Chamonix has been rolling out a local Energy Plan for several years and the process is on going. Initiatives being considered or already undertaken include lighter traffic initiatives and communal wood burning heating systems. As part of it, the resort is highlighting the need for everyone to reduce their personal impact on the environment and is organising workshops to help people reach that goal.
The resort reports that daily activities of each French citizen leads to seven tons of CO2 emissions per person (compared to two tons/year for a Chinese and 20 tons/year for an American). The planet can naturally recycle 11 billion tons of CO2/year, which means to each person on the planet needs to generate 1.8 tons of CO2 or less per year.
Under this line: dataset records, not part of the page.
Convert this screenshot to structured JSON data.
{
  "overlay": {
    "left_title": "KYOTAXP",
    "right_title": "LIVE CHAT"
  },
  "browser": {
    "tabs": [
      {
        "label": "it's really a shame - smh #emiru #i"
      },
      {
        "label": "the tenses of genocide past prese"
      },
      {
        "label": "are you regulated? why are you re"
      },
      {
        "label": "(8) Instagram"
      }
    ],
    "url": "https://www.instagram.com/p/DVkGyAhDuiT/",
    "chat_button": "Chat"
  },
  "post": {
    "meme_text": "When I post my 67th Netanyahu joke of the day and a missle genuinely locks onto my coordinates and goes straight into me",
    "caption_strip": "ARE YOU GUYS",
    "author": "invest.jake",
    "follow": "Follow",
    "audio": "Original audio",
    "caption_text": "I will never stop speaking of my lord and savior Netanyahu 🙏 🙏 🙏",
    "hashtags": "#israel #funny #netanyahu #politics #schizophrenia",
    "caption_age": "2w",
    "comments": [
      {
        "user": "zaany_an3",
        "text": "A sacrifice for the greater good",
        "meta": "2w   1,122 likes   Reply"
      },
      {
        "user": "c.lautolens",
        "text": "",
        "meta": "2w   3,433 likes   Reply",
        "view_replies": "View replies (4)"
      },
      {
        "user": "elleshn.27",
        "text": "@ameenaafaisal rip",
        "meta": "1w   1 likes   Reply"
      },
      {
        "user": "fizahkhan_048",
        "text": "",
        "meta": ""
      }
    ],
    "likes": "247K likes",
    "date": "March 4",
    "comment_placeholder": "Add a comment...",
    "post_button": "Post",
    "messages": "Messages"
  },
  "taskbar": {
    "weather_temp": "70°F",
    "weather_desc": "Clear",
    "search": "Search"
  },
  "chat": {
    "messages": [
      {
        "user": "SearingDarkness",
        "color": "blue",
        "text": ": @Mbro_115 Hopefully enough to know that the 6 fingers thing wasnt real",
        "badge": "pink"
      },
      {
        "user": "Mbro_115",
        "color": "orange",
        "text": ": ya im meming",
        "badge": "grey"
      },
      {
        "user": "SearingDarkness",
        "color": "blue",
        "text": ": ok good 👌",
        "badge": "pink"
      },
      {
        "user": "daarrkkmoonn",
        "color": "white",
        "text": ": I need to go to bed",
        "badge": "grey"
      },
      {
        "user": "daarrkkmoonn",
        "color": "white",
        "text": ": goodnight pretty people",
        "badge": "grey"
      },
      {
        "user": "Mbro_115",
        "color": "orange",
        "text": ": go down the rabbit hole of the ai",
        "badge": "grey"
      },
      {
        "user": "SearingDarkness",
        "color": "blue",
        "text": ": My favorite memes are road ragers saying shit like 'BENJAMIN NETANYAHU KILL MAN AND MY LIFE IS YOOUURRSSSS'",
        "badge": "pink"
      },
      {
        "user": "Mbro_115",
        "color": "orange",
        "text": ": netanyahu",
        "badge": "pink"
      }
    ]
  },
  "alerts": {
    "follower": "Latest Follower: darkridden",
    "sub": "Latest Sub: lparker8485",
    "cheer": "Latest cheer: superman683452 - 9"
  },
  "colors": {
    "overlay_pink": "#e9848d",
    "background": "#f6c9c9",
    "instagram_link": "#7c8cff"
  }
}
Chamonix's local economy changed rapidly from agro-pastoral activities to tourism and leisure over just a few decades and the valley has been confronted with the problem of exponential international transport. On a local scale, the municipality provides an environmentally friendly transport service and actively supports alpine farming. On an larger scale and as a member of the "Espace Mont-Blanc", Chamonix partakes in the deliberations on international transport between France, Switzerland and Italy.
Chamonix's growth involves the apparition of a Urban Heat Island (UHI). An UHI is a metropolitan area which is significantly warmer than its surrounding areas. The temperature difference is usually larger at night than during the day, and is most apparent when winds are weak. Seasonally, UHI is seen during both summer and winter. The main cause of the urban heat island is modification of the land surface by urban development which uses materials which effectively retain heat (buildings, roads, and other infrastructure replace open land and vegetation. Surfaces that were once permeable and moist become impermeable and dry). Waste heat generated by energy usage is a secondary contributor.
Mitigation of the urban heat island effect can be accomplished through the use of green roofs, installing cool—mainly reflective—roofs and the use of cool pavements and lighter-colored surfaces in urban areas, which reflect more sunlight and absorb less heat.